De acordo com a Semad, cada empreendimento precisa passar pelos procedimentos legais e pelo licenciamento ambiental correspondente. A secretaria também sustenta que a discussão sobre a atividade na APA deve ocorrer com participação da população e dos setores envolvidos.
A discussão ocorre em um momento de expansão da política estadual voltada aos chamados minerais críticos. Em 2025, Goiás criou uma estrutura específica para tratar do setor e um fundo destinado a estimular atividades relacionadas a esses recursos.
Disputa internacional aumenta pressão sobre minerais estratégicos
O interesse pela mineração em Goiás também está relacionado à disputa internacional pelo controle de minerais considerados essenciais para tecnologias de alto valor agregado.

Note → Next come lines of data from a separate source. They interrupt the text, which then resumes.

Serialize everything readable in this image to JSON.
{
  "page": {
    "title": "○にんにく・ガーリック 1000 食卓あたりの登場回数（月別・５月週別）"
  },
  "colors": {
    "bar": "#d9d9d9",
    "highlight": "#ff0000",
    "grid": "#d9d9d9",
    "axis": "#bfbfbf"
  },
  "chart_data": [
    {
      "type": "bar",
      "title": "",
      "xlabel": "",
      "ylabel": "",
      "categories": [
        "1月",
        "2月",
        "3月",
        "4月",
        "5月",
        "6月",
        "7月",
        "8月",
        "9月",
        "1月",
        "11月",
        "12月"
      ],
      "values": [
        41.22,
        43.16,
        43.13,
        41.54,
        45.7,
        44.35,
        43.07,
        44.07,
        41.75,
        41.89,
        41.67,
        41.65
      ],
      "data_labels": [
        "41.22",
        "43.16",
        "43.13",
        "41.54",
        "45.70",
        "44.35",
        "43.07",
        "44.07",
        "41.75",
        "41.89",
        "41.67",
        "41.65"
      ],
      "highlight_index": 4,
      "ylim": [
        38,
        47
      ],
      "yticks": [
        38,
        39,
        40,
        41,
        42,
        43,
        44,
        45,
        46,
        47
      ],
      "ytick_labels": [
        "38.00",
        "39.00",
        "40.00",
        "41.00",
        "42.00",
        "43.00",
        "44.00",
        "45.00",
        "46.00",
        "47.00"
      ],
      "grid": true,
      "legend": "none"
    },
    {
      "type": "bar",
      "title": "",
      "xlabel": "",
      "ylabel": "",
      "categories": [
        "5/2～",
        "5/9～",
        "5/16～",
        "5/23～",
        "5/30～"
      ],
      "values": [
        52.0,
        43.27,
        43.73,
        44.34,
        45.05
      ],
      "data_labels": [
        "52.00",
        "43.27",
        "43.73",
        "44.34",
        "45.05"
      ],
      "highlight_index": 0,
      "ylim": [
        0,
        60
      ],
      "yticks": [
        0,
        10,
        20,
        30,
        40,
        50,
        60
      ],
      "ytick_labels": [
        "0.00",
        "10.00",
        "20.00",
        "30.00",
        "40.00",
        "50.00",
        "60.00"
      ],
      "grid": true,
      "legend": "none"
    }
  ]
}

Em 2026, o governo de Goiás assinou um memorando de entendimento relacionado a minerais críticos com os Estados Unidos. O movimento ocorreu em meio à tentativa norte-americana de reduzir a dependência da China na cadeia de fornecimento de terras raras e outros minerais estratégicos.
No mesmo contexto, a empresa norte-americana USA Rare Earth adquiriu a mineradora Serra Verde, responsável pelo projeto de terras raras em Minaçu, em uma operação avaliada em US$ 2,8 bilhões.
O cenário coloca Goiás em uma posição estratégica no mercado internacional, mas também amplia o debate sobre como conciliar desenvolvimento econômico, exploração mineral, preservação ambiental e proteção de comunidades tradicionais.